Background: We aimed to provide pharmacokinetic-pharmacodynamic (PK/PD) rationale for selecting the optimal induction and maintenance dosing regimens in ANCA-associated vasculitis (AAV) using a population modelling approach based on PK, ANCA, and gammaglobulins data from a real-world cohort.

Methods: A total of 121 patients with 296 plasma rituximab concentrations (99 and 197 in the induction and maintenance phases, respectively), 439 ANCA levels and 559 gammaglobulin levels were included in the analysis. Simulations of induction (375 mg/m² weekly for 4 weeks and 1000 mg on day 0 and 14) and maintenance regimens (500 mg every 6 months [Q6M], 500 mg Q6M starting at month 4, 1000 mg Q4M, 500 mg Q4M) were performed in 1000 virtual patients. Dosing regimens were compared using a clinical utility score that equally weighted the percentage of patients in serological remission and at risk of hypogammaglobulinaemia (<6 g/L).

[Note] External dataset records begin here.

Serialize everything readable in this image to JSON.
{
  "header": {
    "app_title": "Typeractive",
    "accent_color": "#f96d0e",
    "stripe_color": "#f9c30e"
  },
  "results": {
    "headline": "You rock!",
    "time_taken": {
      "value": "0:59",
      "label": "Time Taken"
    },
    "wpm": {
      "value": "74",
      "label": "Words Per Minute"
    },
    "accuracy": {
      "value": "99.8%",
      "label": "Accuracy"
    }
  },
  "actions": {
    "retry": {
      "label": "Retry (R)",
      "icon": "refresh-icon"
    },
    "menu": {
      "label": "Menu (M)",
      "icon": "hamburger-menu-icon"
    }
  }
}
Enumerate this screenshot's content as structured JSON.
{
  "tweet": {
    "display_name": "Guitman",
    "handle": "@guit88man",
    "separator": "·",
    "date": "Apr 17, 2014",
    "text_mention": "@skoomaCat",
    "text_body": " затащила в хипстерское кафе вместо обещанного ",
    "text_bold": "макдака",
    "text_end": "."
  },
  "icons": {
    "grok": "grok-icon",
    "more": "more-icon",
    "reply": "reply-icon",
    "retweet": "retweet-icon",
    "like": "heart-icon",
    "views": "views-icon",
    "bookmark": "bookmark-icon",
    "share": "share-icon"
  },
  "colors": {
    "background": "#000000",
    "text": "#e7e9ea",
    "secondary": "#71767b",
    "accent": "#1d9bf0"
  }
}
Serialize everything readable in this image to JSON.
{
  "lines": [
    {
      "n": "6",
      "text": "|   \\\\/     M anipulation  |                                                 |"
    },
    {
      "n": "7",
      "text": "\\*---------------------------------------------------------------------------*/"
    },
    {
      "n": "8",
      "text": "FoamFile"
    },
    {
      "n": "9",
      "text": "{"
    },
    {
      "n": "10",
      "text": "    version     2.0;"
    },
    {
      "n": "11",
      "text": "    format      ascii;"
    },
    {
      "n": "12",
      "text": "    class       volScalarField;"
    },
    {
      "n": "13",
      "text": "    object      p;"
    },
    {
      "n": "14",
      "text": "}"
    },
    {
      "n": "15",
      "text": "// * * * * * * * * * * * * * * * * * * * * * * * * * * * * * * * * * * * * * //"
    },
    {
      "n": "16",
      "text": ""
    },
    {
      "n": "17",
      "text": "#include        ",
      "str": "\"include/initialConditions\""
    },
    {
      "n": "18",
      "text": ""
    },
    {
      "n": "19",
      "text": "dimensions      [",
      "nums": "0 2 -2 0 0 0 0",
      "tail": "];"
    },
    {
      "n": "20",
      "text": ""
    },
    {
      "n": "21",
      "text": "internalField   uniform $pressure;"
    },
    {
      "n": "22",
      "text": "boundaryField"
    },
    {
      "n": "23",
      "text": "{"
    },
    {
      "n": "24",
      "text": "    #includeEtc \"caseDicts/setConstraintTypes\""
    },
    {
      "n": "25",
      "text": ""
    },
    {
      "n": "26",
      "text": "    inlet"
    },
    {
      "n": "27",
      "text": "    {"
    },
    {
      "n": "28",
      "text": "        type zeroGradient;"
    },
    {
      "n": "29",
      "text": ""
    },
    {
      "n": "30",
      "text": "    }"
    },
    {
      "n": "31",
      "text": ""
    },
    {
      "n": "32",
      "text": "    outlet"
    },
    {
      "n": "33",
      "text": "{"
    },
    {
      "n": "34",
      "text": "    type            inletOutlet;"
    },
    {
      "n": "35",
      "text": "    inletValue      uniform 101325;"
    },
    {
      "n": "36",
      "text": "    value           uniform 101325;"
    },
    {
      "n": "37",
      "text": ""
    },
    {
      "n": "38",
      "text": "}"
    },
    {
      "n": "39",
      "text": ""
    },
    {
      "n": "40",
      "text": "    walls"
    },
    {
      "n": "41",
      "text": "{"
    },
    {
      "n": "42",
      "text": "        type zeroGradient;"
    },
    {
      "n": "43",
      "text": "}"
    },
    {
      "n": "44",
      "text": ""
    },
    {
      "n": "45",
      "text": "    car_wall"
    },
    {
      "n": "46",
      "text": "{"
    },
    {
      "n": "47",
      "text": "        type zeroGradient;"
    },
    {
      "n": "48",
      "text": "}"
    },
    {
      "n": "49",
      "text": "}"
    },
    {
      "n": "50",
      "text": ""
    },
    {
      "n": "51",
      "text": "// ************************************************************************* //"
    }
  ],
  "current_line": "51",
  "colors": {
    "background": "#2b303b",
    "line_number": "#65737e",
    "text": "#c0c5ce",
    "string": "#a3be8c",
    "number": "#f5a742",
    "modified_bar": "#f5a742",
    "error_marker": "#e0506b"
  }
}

Findings: The PK/PD model satisfactorily described the relationship between rituximab, gammaglobulins and ANCA concentrations over time. Both induction regimens resulted in a similar number of patients achieving serological remission and hypogammaglobulinaemia at 6 months. In the maintenance phase, increasing the dose (to 1000 mg) or the frequency of administration (Q4M versus Q6M) was associated with a higher number of patients with serological remission at month 24, but also with a higher risk of hypogammaglobulinaemia. In the maintenance phase, 500 mg Q6M (start at month 4 or 6), had a significantly higher utility score than 1000 mg Q4M.

Interpretation: This PK/PD study can inform clinical decisions regarding the choice between different rituximab induction and maintenance regimens in patients with AAV in daily practice.

Funding: This study received no funding.

Keywords: Anti-neutrophil cytoplasmic antibodies; Anti-neutrophil cytoplasmic antibodies-associated vasculitis; Gammaglobulins; PK/PD; Population pharmacokinetics; Rituximab.